Wirtschaft & Politik

Kreditwürdigkeit der USA wird herunter gestufft

Der im Zuge der Anhebung der US-Schuldenobergrenze vereinbarte Konsolidierungsplan sei mittelfristig nicht ausreichend, um die Staatsverschuldung unter Kontrolle zu halten, teilte die Agentur mit. Eine weitere Herabstufung der US-Kreditwürdigkeit innerhalb von zwei Jahren sei möglich, wenn die Ausgaben weniger stark als vereinbart gesenkt werden, die Zinsen steigen oder sich die Staatsverschuldung durch zusätzliche Ausgaben stärker erhöht als bisher geplant. S&P-Chef John Chambers kritisierte im US-Fernsehen die „Waghalsigkeit“ der Politiker bei der gerade noch rechtzeitig erfolgten Anhebung der Schuldenobergrenze.
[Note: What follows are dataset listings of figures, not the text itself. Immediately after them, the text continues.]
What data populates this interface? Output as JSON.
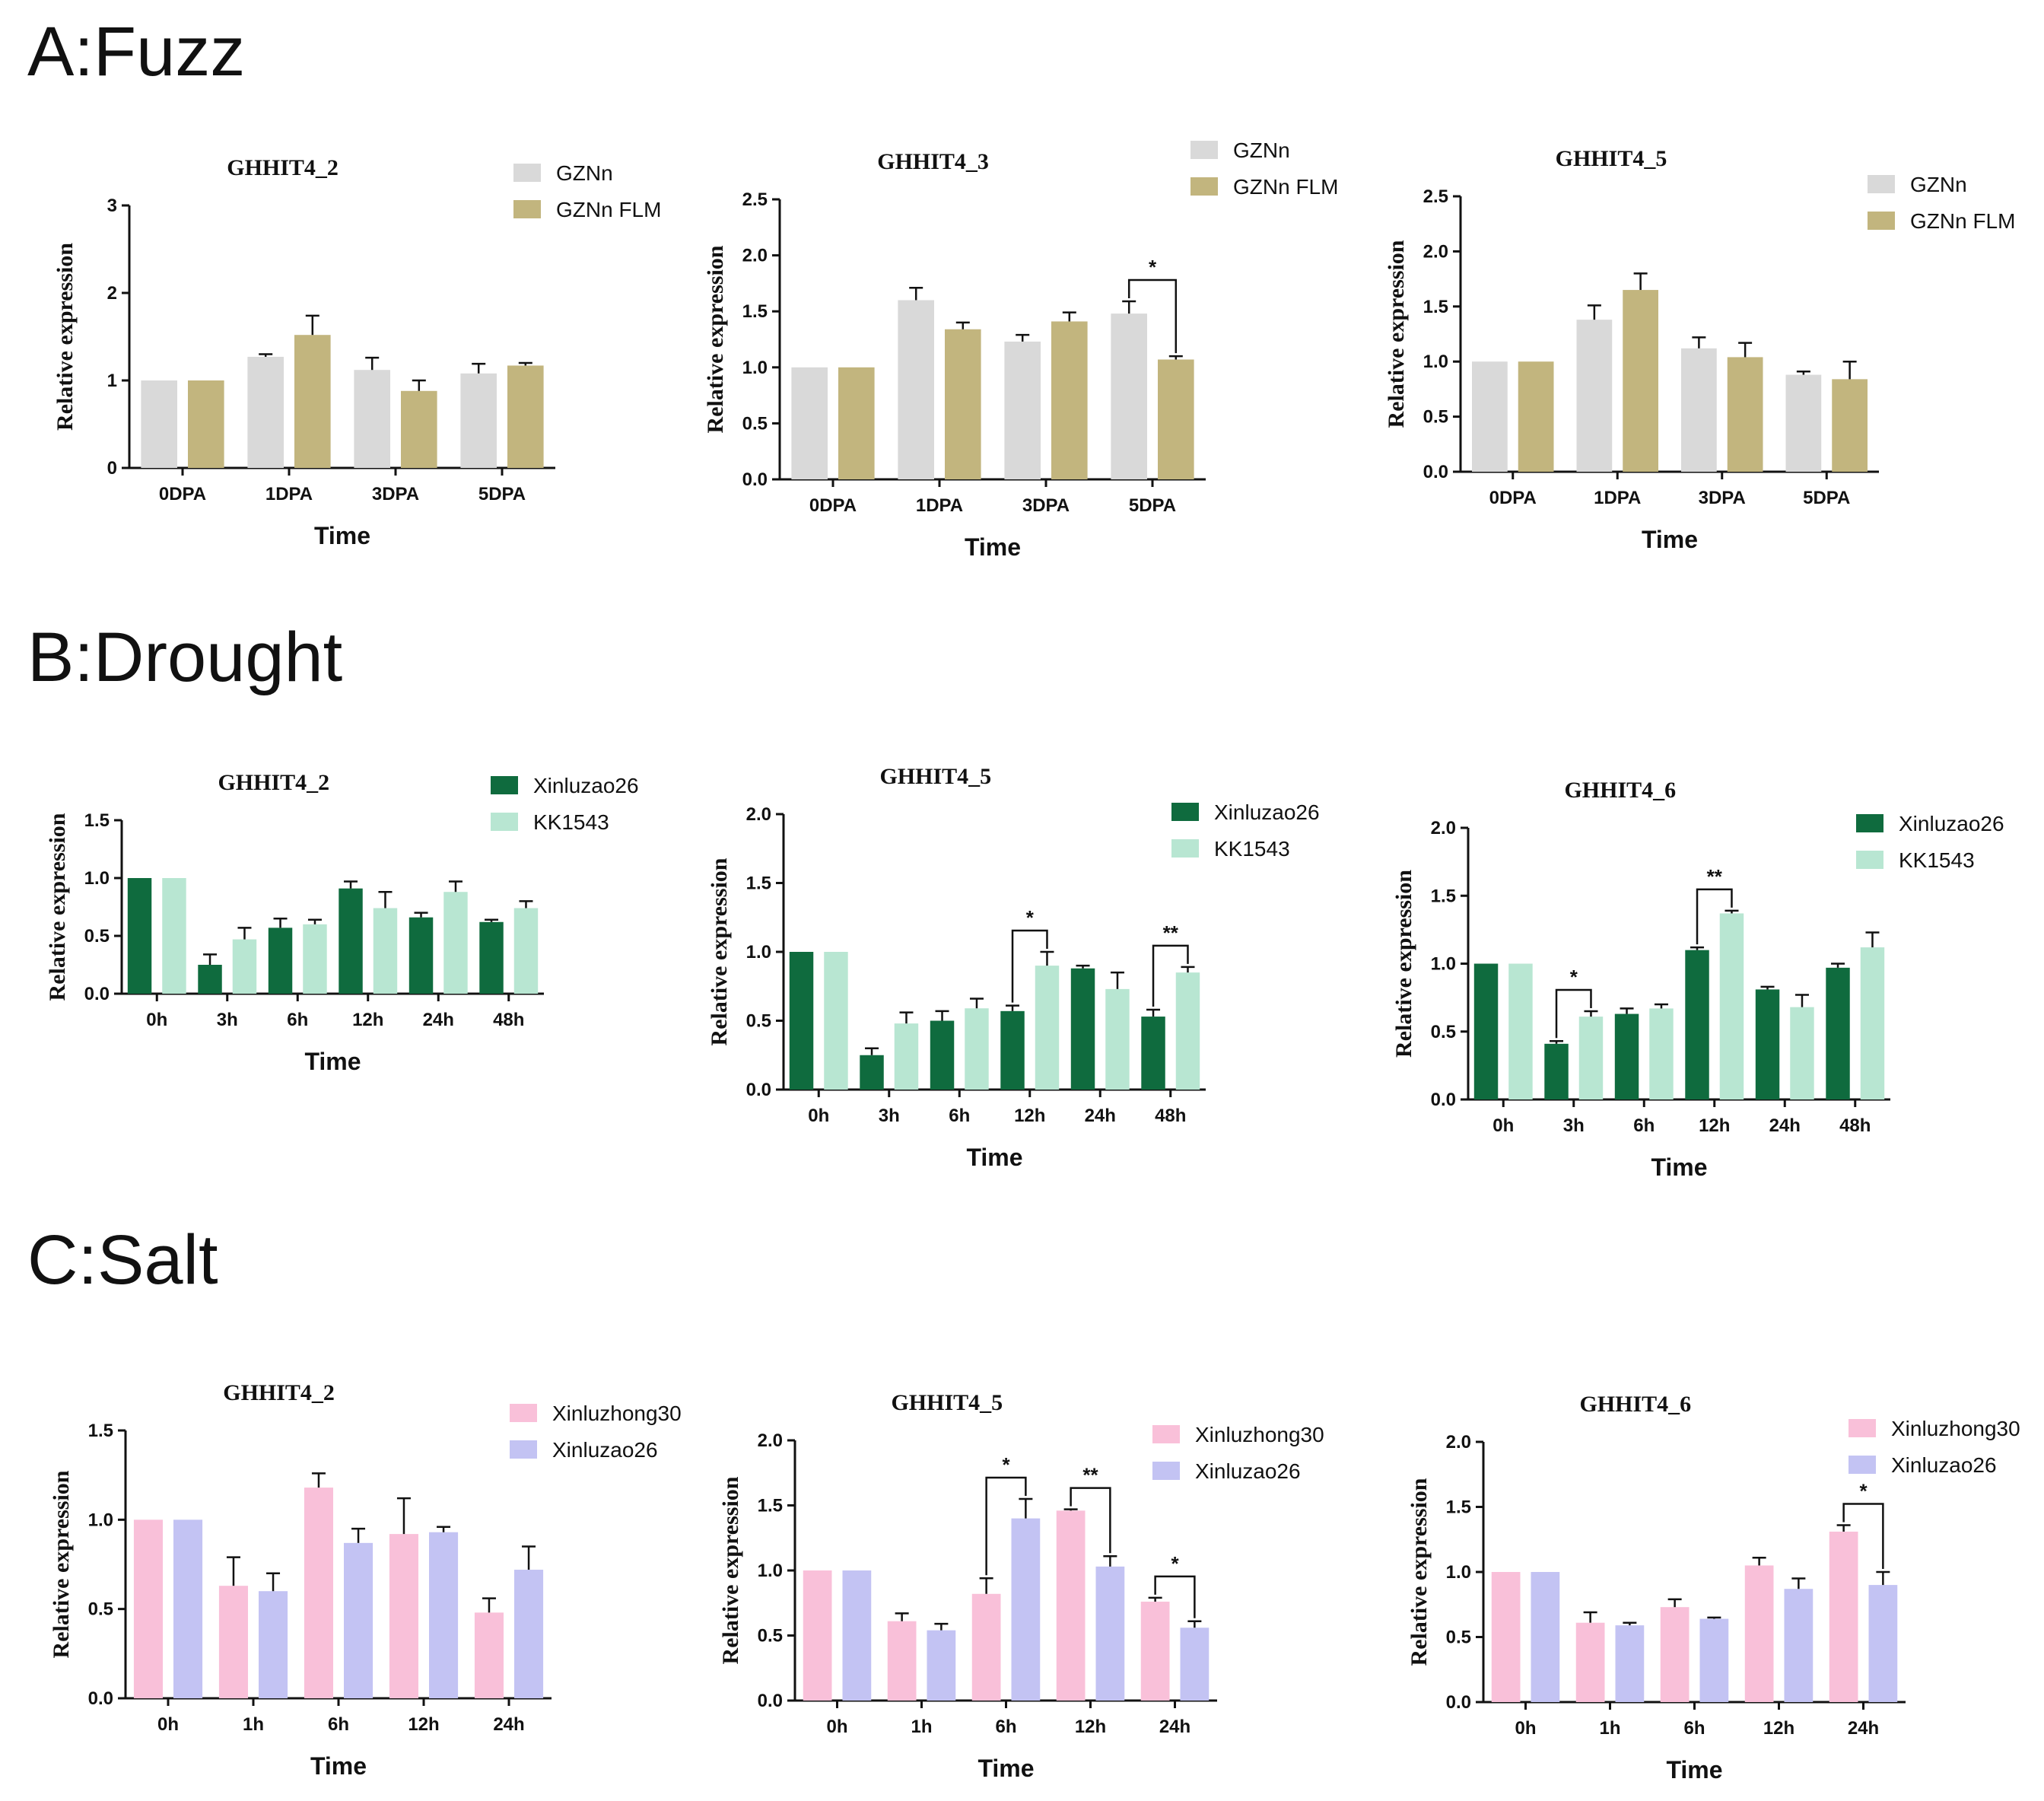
{
  "sections": [
    {
      "label": "A:Fuzz"
    },
    {
      "label": "B:Drought"
    },
    {
      "label": "C:Salt"
    }
  ],
  "chart_data": [
    {
      "type": "bar",
      "title": "GHHIT4_2",
      "xlabel": "Time",
      "ylabel": "Relative expression",
      "ylim": [
        0,
        3
      ],
      "yticks": [
        "0",
        "1",
        "2",
        "3"
      ],
      "categories": [
        "0DPA",
        "1DPA",
        "3DPA",
        "5DPA"
      ],
      "colors": [
        "#d9d9d9",
        "#c2b57e"
      ],
      "series": [
        {
          "name": "GZNn",
          "values": [
            1.0,
            1.27,
            1.12,
            1.08
          ],
          "errors": [
            0,
            0.03,
            0.14,
            0.11
          ]
        },
        {
          "name": "GZNn FLM",
          "values": [
            1.0,
            1.52,
            0.88,
            1.17
          ],
          "errors": [
            0,
            0.22,
            0.12,
            0.03
          ]
        }
      ],
      "sig": []
    },
    {
      "type": "bar",
      "title": "GHHIT4_3",
      "xlabel": "Time",
      "ylabel": "Relative expression",
      "ylim": [
        0,
        2.5
      ],
      "yticks": [
        "0.0",
        "0.5",
        "1.0",
        "1.5",
        "2.0",
        "2.5"
      ],
      "categories": [
        "0DPA",
        "1DPA",
        "3DPA",
        "5DPA"
      ],
      "colors": [
        "#d9d9d9",
        "#c2b57e"
      ],
      "series": [
        {
          "name": "GZNn",
          "values": [
            1.0,
            1.6,
            1.23,
            1.48
          ],
          "errors": [
            0,
            0.11,
            0.06,
            0.11
          ]
        },
        {
          "name": "GZNn FLM",
          "values": [
            1.0,
            1.34,
            1.41,
            1.07
          ],
          "errors": [
            0,
            0.06,
            0.08,
            0.03
          ]
        }
      ],
      "sig": [
        {
          "index": 3,
          "label": "*"
        }
      ]
    },
    {
      "type": "bar",
      "title": "GHHIT4_5",
      "xlabel": "Time",
      "ylabel": "Relative expression",
      "ylim": [
        0,
        2.5
      ],
      "yticks": [
        "0.0",
        "0.5",
        "1.0",
        "1.5",
        "2.0",
        "2.5"
      ],
      "categories": [
        "0DPA",
        "1DPA",
        "3DPA",
        "5DPA"
      ],
      "colors": [
        "#d9d9d9",
        "#c2b57e"
      ],
      "series": [
        {
          "name": "GZNn",
          "values": [
            1.0,
            1.38,
            1.12,
            0.88
          ],
          "errors": [
            0,
            0.13,
            0.1,
            0.03
          ]
        },
        {
          "name": "GZNn FLM",
          "values": [
            1.0,
            1.65,
            1.04,
            0.84
          ],
          "errors": [
            0,
            0.15,
            0.13,
            0.16
          ]
        }
      ],
      "sig": []
    },
    {
      "type": "bar",
      "title": "GHHIT4_2",
      "xlabel": "Time",
      "ylabel": "Relative expression",
      "ylim": [
        0,
        1.5
      ],
      "yticks": [
        "0.0",
        "0.5",
        "1.0",
        "1.5"
      ],
      "categories": [
        "0h",
        "3h",
        "6h",
        "12h",
        "24h",
        "48h"
      ],
      "colors": [
        "#0f6b3e",
        "#b8e6d2"
      ],
      "series": [
        {
          "name": "Xinluzao26",
          "values": [
            1.0,
            0.25,
            0.57,
            0.91,
            0.66,
            0.62
          ],
          "errors": [
            0,
            0.09,
            0.08,
            0.06,
            0.04,
            0.02
          ]
        },
        {
          "name": "KK1543",
          "values": [
            1.0,
            0.47,
            0.6,
            0.74,
            0.88,
            0.74
          ],
          "errors": [
            0,
            0.1,
            0.04,
            0.14,
            0.09,
            0.06
          ]
        }
      ],
      "sig": []
    },
    {
      "type": "bar",
      "title": "GHHIT4_5",
      "xlabel": "Time",
      "ylabel": "Relative expression",
      "ylim": [
        0,
        2.0
      ],
      "yticks": [
        "0.0",
        "0.5",
        "1.0",
        "1.5",
        "2.0"
      ],
      "categories": [
        "0h",
        "3h",
        "6h",
        "12h",
        "24h",
        "48h"
      ],
      "colors": [
        "#0f6b3e",
        "#b8e6d2"
      ],
      "series": [
        {
          "name": "Xinluzao26",
          "values": [
            1.0,
            0.25,
            0.5,
            0.57,
            0.88,
            0.53
          ],
          "errors": [
            0,
            0.05,
            0.07,
            0.04,
            0.02,
            0.05
          ]
        },
        {
          "name": "KK1543",
          "values": [
            1.0,
            0.48,
            0.59,
            0.9,
            0.73,
            0.85
          ],
          "errors": [
            0,
            0.08,
            0.07,
            0.1,
            0.12,
            0.04
          ]
        }
      ],
      "sig": [
        {
          "index": 3,
          "label": "*"
        },
        {
          "index": 5,
          "label": "**"
        }
      ]
    },
    {
      "type": "bar",
      "title": "GHHIT4_6",
      "xlabel": "Time",
      "ylabel": "Relative expression",
      "ylim": [
        0,
        2.0
      ],
      "yticks": [
        "0.0",
        "0.5",
        "1.0",
        "1.5",
        "2.0"
      ],
      "categories": [
        "0h",
        "3h",
        "6h",
        "12h",
        "24h",
        "48h"
      ],
      "colors": [
        "#0f6b3e",
        "#b8e6d2"
      ],
      "series": [
        {
          "name": "Xinluzao26",
          "values": [
            1.0,
            0.41,
            0.63,
            1.1,
            0.81,
            0.97
          ],
          "errors": [
            0,
            0.02,
            0.04,
            0.02,
            0.02,
            0.03
          ]
        },
        {
          "name": "KK1543",
          "values": [
            1.0,
            0.61,
            0.67,
            1.37,
            0.68,
            1.12
          ],
          "errors": [
            0,
            0.04,
            0.03,
            0.02,
            0.09,
            0.11
          ]
        }
      ],
      "sig": [
        {
          "index": 1,
          "label": "*"
        },
        {
          "index": 3,
          "label": "**"
        }
      ]
    },
    {
      "type": "bar",
      "title": "GHHIT4_2",
      "xlabel": "Time",
      "ylabel": "Relative expression",
      "ylim": [
        0,
        1.5
      ],
      "yticks": [
        "0.0",
        "0.5",
        "1.0",
        "1.5"
      ],
      "categories": [
        "0h",
        "1h",
        "6h",
        "12h",
        "24h"
      ],
      "colors": [
        "#f9c0d9",
        "#c3c3f3"
      ],
      "series": [
        {
          "name": "Xinluzhong30",
          "values": [
            1.0,
            0.63,
            1.18,
            0.92,
            0.48
          ],
          "errors": [
            0,
            0.16,
            0.08,
            0.2,
            0.08
          ]
        },
        {
          "name": "Xinluzao26",
          "values": [
            1.0,
            0.6,
            0.87,
            0.93,
            0.72
          ],
          "errors": [
            0,
            0.1,
            0.08,
            0.03,
            0.13
          ]
        }
      ],
      "sig": []
    },
    {
      "type": "bar",
      "title": "GHHIT4_5",
      "xlabel": "Time",
      "ylabel": "Relative expression",
      "ylim": [
        0,
        2.0
      ],
      "yticks": [
        "0.0",
        "0.5",
        "1.0",
        "1.5",
        "2.0"
      ],
      "categories": [
        "0h",
        "1h",
        "6h",
        "12h",
        "24h"
      ],
      "colors": [
        "#f9c0d9",
        "#c3c3f3"
      ],
      "series": [
        {
          "name": "Xinluzhong30",
          "values": [
            1.0,
            0.61,
            0.82,
            1.46,
            0.76
          ],
          "errors": [
            0,
            0.06,
            0.12,
            0.01,
            0.03
          ]
        },
        {
          "name": "Xinluzao26",
          "values": [
            1.0,
            0.54,
            1.4,
            1.03,
            0.56
          ],
          "errors": [
            0,
            0.05,
            0.15,
            0.08,
            0.05
          ]
        }
      ],
      "sig": [
        {
          "index": 2,
          "label": "*"
        },
        {
          "index": 3,
          "label": "**"
        },
        {
          "index": 4,
          "label": "*"
        }
      ]
    },
    {
      "type": "bar",
      "title": "GHHIT4_6",
      "xlabel": "Time",
      "ylabel": "Relative expression",
      "ylim": [
        0,
        2.0
      ],
      "yticks": [
        "0.0",
        "0.5",
        "1.0",
        "1.5",
        "2.0"
      ],
      "categories": [
        "0h",
        "1h",
        "6h",
        "12h",
        "24h"
      ],
      "colors": [
        "#f9c0d9",
        "#c3c3f3"
      ],
      "series": [
        {
          "name": "Xinluzhong30",
          "values": [
            1.0,
            0.61,
            0.73,
            1.05,
            1.31
          ],
          "errors": [
            0,
            0.08,
            0.06,
            0.06,
            0.05
          ]
        },
        {
          "name": "Xinluzao26",
          "values": [
            1.0,
            0.59,
            0.64,
            0.87,
            0.9
          ],
          "errors": [
            0,
            0.02,
            0.01,
            0.08,
            0.1
          ]
        }
      ],
      "sig": [
        {
          "index": 4,
          "label": "*"
        }
      ]
    }
  ]
}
Die Herabstufung wurde umgehend vom US-Finanzministerium, das bereits vorab informiert worden war, kritisiert. Die Beamten hatten einen Berechnungsfehler der Ratingagentur im Umfang von 2 Billionen Dollar entdeckt, der von S&P akzeptiert wurde, aber an der Entscheidung zur Herabstufung nichts mehr änderte.

Die anderen beiden großen Ratingagenturen Fitch und Moony’s hatten die Top-Bonitätsnote der USA nach der Anhebung der Schuldenobergrenze bestätigt, zugleich aber Zweifel an der langfristigen Tragfähigkeit der Verschuldung geräußert. Nach der Herabstufung durch S&P werden die Vereinigten Staaten nun zum ersten Mal seit 70 Jahren nicht mehr von allen drei großen Agenturen mit der Bestnote bewertet.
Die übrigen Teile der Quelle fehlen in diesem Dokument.